T-wave alternans (TWA) is a crucial biomarker to predict arrhythmias and sudden cardiac death, and disruptions in action potential generation have been linked to its genesis. In this study, we propose to analyze the epicardial and endocardial dynamics of a Langendorff-perfused human heart ventricle under pacing-down restitution protocols to gain insights into the spatiotemporal dynamics of electrical activity and extract features that could be included in mathematical models to advance our predictive power on cardiac arrhythmias. We used optical mapping voltage recordings on ex-vivo Langendorff-perfused human heart ventricles synchronously recording endocardial and epicardial surfaces under pacing-down restitution protocols. We analyzed the optical signals using a semi-automatic custom MATLAB algorithm to remove drift, reduce fluorescence-induced noise, normalize pixel-to-pixel, and evaluate a binary mask. A comparative spatiotemporal analysis of voltage alternans, conduction velocity, and characteristic spatial length linked with the normalized one was carried out for both types of tissues. Our analysis reveals a complex alternans pattern as pacing cycle length decreases, emphasizing differences in conduction velocity and spatial alternans patterns between tissues.
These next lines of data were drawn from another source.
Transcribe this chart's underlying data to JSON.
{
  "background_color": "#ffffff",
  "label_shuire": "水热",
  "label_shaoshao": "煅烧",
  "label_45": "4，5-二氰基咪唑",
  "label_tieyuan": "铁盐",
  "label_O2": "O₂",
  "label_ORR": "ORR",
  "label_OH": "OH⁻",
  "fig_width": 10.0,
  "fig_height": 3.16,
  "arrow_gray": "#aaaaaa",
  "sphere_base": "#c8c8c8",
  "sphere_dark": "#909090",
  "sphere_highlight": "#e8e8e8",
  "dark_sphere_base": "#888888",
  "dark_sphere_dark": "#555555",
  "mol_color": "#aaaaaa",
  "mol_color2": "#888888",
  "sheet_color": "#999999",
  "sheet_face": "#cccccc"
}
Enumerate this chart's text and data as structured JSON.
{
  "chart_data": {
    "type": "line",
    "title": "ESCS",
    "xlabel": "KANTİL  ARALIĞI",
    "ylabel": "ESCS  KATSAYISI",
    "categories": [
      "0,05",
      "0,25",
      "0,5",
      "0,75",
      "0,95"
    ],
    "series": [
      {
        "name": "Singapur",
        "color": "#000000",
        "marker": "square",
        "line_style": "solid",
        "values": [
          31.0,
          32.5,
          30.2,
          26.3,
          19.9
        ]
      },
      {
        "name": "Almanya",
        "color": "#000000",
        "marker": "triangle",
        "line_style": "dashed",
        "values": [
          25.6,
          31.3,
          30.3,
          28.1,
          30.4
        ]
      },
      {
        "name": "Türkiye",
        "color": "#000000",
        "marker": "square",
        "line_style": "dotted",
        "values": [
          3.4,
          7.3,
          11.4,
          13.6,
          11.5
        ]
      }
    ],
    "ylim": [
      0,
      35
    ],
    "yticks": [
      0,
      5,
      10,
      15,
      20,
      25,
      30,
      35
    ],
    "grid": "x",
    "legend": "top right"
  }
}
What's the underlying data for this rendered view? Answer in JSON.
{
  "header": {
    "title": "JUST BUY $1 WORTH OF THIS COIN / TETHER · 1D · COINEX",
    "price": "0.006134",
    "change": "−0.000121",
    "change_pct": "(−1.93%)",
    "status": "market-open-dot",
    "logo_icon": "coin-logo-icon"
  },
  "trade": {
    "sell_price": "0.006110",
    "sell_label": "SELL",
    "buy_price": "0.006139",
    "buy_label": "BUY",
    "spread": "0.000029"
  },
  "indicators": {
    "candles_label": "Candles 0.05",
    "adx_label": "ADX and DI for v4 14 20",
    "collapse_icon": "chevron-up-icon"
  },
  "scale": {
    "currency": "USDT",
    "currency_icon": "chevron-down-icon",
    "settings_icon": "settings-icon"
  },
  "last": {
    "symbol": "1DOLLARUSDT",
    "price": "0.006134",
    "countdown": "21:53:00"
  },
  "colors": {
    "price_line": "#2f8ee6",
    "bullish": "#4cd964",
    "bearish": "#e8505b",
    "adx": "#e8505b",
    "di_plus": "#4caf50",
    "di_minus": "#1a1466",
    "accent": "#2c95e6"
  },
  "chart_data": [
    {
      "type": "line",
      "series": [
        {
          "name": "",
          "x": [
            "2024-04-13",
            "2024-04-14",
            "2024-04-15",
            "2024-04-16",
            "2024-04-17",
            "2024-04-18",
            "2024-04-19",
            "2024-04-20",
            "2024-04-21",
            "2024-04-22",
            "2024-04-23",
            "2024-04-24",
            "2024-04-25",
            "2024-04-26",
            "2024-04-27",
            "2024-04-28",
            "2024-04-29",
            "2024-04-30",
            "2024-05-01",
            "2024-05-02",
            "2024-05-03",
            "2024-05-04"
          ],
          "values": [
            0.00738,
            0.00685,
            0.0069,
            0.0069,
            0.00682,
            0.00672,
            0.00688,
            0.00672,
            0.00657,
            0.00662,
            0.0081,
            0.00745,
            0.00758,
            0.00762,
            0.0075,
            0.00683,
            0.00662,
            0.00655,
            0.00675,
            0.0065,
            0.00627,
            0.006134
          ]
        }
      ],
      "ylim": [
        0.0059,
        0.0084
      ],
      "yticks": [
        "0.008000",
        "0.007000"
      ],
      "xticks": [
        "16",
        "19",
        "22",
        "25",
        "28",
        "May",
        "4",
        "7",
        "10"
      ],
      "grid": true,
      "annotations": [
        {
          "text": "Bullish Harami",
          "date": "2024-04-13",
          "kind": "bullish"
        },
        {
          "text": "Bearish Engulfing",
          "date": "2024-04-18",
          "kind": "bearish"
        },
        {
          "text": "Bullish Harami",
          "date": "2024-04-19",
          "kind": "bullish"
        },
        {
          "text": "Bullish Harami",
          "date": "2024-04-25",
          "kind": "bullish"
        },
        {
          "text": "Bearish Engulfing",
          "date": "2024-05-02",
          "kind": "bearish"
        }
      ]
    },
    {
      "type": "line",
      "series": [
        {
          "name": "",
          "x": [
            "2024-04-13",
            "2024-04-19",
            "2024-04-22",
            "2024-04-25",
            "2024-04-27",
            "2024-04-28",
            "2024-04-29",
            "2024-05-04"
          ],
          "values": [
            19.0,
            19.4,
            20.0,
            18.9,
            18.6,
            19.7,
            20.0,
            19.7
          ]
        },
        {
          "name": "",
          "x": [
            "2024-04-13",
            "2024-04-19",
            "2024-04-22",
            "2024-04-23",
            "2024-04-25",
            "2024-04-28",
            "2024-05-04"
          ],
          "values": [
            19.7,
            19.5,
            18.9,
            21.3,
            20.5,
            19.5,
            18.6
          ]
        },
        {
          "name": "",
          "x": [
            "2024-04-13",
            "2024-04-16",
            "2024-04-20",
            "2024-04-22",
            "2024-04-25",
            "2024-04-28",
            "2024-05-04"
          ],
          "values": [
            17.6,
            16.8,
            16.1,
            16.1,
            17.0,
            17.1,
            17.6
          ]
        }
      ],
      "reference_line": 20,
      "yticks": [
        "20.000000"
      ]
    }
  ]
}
We demonstrate how the spatiotemporal correlation analysis could summarize the classical features in one synthetic index, further highlighting synchronization patterns and providing information on the transmural heterogeneities in the human ventricle. Our study provides new insights into the dynamics of the human epicardium and endocardium surfaces, as well as their differences in terms of spatiotemporal dynamics under pro-arrhythmic conditions. The study of quantitative indices, such as the decay length associated with CV and APD-restitution curves and spatial alternans maps, could provide critical implications in developing new therapies to prevent cardiac arrhythmias.